Originally posted by doodinthemoodExplain... If you start from A and go to B, C, and then D, you want B & C to be messed up and D to be the solution. But then if you start from B, then after two steps you are at D, which is not messed up...
Can someone provide an algorithm order 3 for rubik's cube that looks messed up after 2?
I.E. The algorithm is performed twice, and the cube looks messed up, then it is performed a third time, and this solves the cube.
Thanks if you can.
OK, so the algorithm must have a memory - what you do next can't be only a function of the current situation - you must remember where you came from.
But then,' you have a simple algorithm:
counter = 1
x:
if counter < 3 then mess up the cube else solve the cube by some known algorithm and stop
counter = counter + 1
go to line x
Without cheating like this you have the problem I explained in the first paragraph.

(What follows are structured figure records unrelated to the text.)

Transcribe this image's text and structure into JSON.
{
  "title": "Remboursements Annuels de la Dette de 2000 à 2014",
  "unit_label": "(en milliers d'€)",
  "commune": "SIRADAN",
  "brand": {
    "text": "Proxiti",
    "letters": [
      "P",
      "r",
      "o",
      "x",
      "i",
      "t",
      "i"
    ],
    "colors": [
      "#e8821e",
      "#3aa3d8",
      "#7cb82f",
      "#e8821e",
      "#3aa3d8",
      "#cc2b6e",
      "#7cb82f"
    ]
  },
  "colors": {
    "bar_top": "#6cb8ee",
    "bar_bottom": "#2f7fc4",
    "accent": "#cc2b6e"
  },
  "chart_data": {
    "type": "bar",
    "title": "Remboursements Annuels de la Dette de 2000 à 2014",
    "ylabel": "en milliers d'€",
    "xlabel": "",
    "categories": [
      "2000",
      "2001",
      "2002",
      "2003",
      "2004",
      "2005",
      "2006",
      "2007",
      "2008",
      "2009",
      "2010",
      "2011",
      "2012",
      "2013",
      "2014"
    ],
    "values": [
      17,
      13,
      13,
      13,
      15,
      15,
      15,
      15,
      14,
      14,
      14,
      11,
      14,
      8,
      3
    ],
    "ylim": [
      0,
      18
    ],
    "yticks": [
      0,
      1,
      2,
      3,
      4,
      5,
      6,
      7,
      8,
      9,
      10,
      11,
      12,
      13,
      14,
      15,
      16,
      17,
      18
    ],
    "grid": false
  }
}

There are two sets of cubies to consider for this. Edge cubies with 2 stickers and corner cubies with 3 stickers.
For any algorithm, you'll that there are a number of cubies moving to other spots, and possibly reorienting in the process.
For example, Cubie A might move to B's spot, which is now in C's spot but flipped, which is in D's spot, which is in A's spot, flipped.
For an Algorithm of Order 3, the following would need to be true.
1) Displacement of edge cubies would need to be in sets of 3 edge cubies, in such a way that there is an even number of flips for each set. No edges flipping without moving would be possible.
2) Displacement of corner cubes would similarly need to be in sets of 3. Cubies would need to return to same orientation after 3 repetitions. It could be possible for corners to rotate in place.
I know there's at least one I use, but I'll have to check to find it.
EDIT: I thought of one very simple order 3 algorithm although it doesn't do a lot of mixing to be honest.
R2U'R'U'RURURU'R'
EDIT 2:
RL'FB'UD'RL' is also of order 3 and is used for the "6 Boxes" pattern.